Alcohol and nicotine in tobacco is believed to relax the LES muscle resulting in acid reflux. It gets worser when alcohol is combined with acidic mixers like orange juice and soda.

3. Caffeine:

Caffeine in tea, coffee and drinks can trigger heartburn. While moderate quantities of caffeine are fine, a lot of caffeine can result in relaxing the LES muscle. If you drink a lot of cups of tea or coffee a day try switching some to soothing fruit infusions and/or green tea.

4. Soda:

When you feel a lot of gas in the stomach drinking a little of soda or carbonated drinks often feels relieving as it cause one to burp and we feel like it helps in releasing the trapped gas. But actually the relief is very momentary. Soda is just adding to the gas in the stomach. The bubbles increase the pressure inside the stomach resulting in reflux. Combining soda with caffeine and/or alcohol makes it an even bigger trigger for acid reflux.
Soda:
Spicy and acidic food:

5. Spicy and acidic food:

Peppers, garlic, onions, tomatoes and other spicy or highly acidic foods irritate the stomach and may trigger heartburn. No particular food or food group stands out as the key culprit when it comes to acid reflux. The idea is to identify your own heartburn triggers. One way could be to keep a food diary to note down what and how much you ate in every meal and how you felt after that meal. You might feel fine when you eat a burger one day but it may cause severe acidity the other. It will be helpful to know what you ate the burger with and at what time.
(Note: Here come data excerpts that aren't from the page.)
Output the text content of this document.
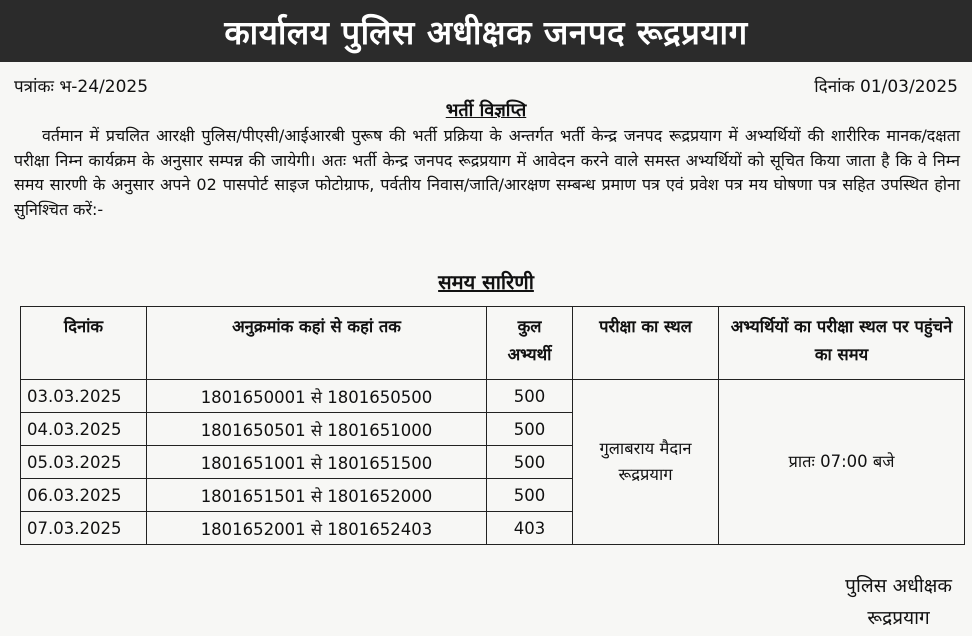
कार्यालय पुलिस अधीक्षक जनपद रूद्रप्रयाग
पत्रांकः भ-24/2025	दिनांक 01/03/2025
भर्ती विज्ञप्ति
वर्तमान में प्रचलित आरक्षी पुलिस/पीएसी/आईआरबी पुरूष की भर्ती प्रक्रिया के अन्तर्गत भर्ती केन्द्र जनपद रूद्रप्रयाग में अभ्यर्थियों की शारीरिक मानक/दक्षता परीक्षा निम्न कार्यक्रम के अनुसार सम्पन्न की जायेगी। अतः भर्ती केन्द्र जनपद रूद्रप्रयाग में आवेदन करने वाले समस्त अभ्यर्थियों को सूचित किया जाता है कि वे निम्न समय सारणी के अनुसार अपने 02 पासपोर्ट साइज फोटोग्राफ, पर्वतीय निवास/जाति/आरक्षण सम्बन्ध प्रमाण पत्र एवं प्रवेश पत्र मय घोषणा पत्र सहित उपस्थित होना सुनिश्चित करें:-
समय सारिणी
दिनांक	अनुक्रमांक कहां से कहां तक	कुल अभ्यर्थी	परीक्षा का स्थल	अभ्यर्थियों का परीक्षा स्थल पर पहुंचने का समय
03.03.2025	1801650001 से 1801650500	500	गुलाबराय मैदान रूद्रप्रयाग	प्रातः 07:00 बजे
04.03.2025	1801650501 से 1801651000	500		
05.03.2025	1801651001 से 1801651500	500		
06.03.2025	1801651501 से 1801652000	500		
07.03.2025	1801652001 से 1801652403	403		
पुलिस अधीक्षक
रूद्रप्रयाग
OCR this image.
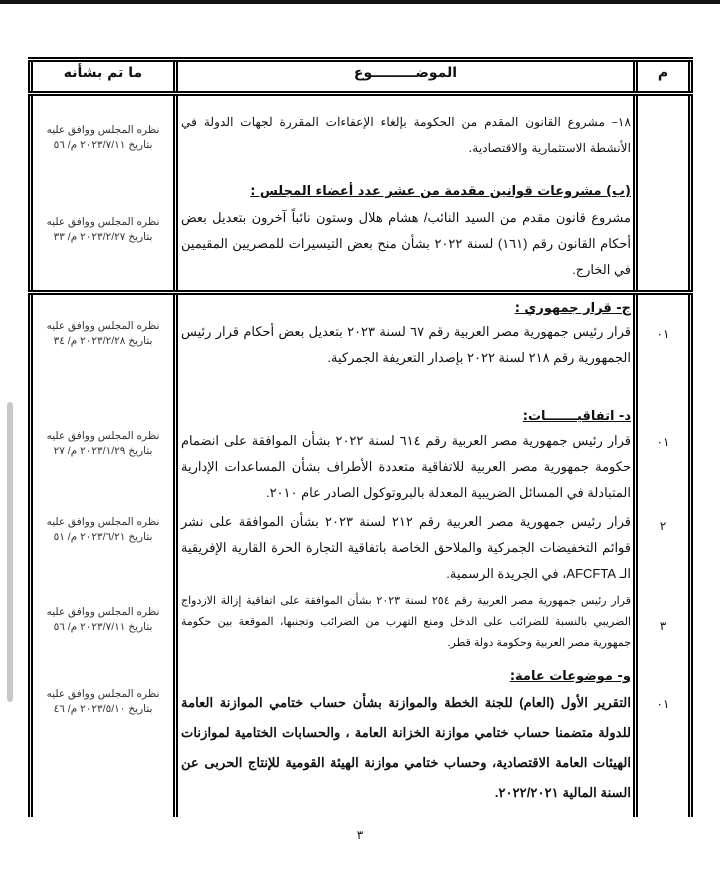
م
الموضـــــــــوع
ما تم بشأنه
١٨– مشروع القانون المقدم من الحكومة بإلغاء الإعفاءات المقررة لجهات الدولة في الأنشطة الاستثمارية والاقتصادية.
نظره المجلس ووافق عليه
بتاريخ ٢٠٢٣/٧/١١ م/ ٥٦
(ب) مشروعات قوانين مقدمة من عشر عدد أعضاء المجلس :
مشروع قانون مقدم من السيد النائب/ هشام هلال وستون نائباً آخرون بتعديل بعض أحكام القانون رقم (١٦١) لسنة ٢٠٢٢ بشأن منح بعض التيسيرات للمصريين المقيمين في الخارج.
نظره المجلس ووافق عليه
بتاريخ ٢٠٢٣/٢/٢٧ م/ ٣٣
ج- قرار جمهوري :
٠١
قرار رئيس جمهورية مصر العربية رقم ٦٧ لسنة ٢٠٢٣ بتعديل بعض أحكام قرار رئيس الجمهورية رقم ٢١٨ لسنة ٢٠٢٢ بإصدار التعريفة الجمركية.
نظره المجلس ووافق عليه
بتاريخ ٢٠٢٣/٢/٢٨ م/ ٣٤
د- اتفاقيـــــــات:
٠١
قرار رئيس جمهورية مصر العربية رقم ٦١٤ لسنة ٢٠٢٢ بشأن الموافقة على انضمام حكومة جمهورية مصر العربية للاتفاقية متعددة الأطراف بشأن المساعدات الإدارية المتبادلة في المسائل الضريبية المعدلة بالبروتوكول الصادر عام ٢٠١٠.
نظره المجلس ووافق عليه
بتاريخ ٢٠٢٣/١/٢٩ م/ ٢٧
٢
قرار رئيس جمهورية مصر العربية رقم ٢١٢ لسنة ٢٠٢٣ بشأن الموافقة على نشر قوائم التخفيضات الجمركية والملاحق الخاصة باتفاقية التجارة الحرة القارية الإفريقية الـ AFCFTA، في الجريدة الرسمية.
نظره المجلس ووافق عليه
بتاريخ ٢٠٢٣/٦/٢١ م/ ٥١
٣
قرار رئيس جمهورية مصر العربية رقم ٢٥٤ لسنة ٢٠٢٣ بشأن الموافقة على اتفاقية إزالة الازدواج الضريبي بالنسبة للضرائب على الدخل ومنع التهرب من الضرائب وتجنبها، الموقعة بين حكومة جمهورية مصر العربية وحكومة دولة قطر.
نظره المجلس ووافق عليه
بتاريخ ٢٠٢٣/٧/١١ م/ ٥٦
و- موضوعات عامة:
٠١
التقرير الأول (العام) للجنة الخطة والموازنة بشأن حساب ختامي الموازنة العامة للدولة متضمنا حساب ختامي موازنة الخزانة العامة ، والحسابات الختامية لموازنات الهيئات العامة الاقتصادية، وحساب ختامي موازنة الهيئة القومية للإنتاج الحربى عن السنة المالية ٢٠٢٢/٢٠٢١.
نظره المجلس ووافق عليه
بتاريخ ٢٠٢٣/٥/١٠ م/ ٤٦
٣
That said, a big fat cheese burger with extra fries and large coke right before sleeping is like giving heartburn a personal invitation.
Certain conditions also increase the chances of acid reflux like if you are pregnant, if you smoke, are overweight and/or eat large portions. Acid reflux usually does not pose a serious health threat but if you have severe and frequent acid reflux symptoms, you should see a doctor.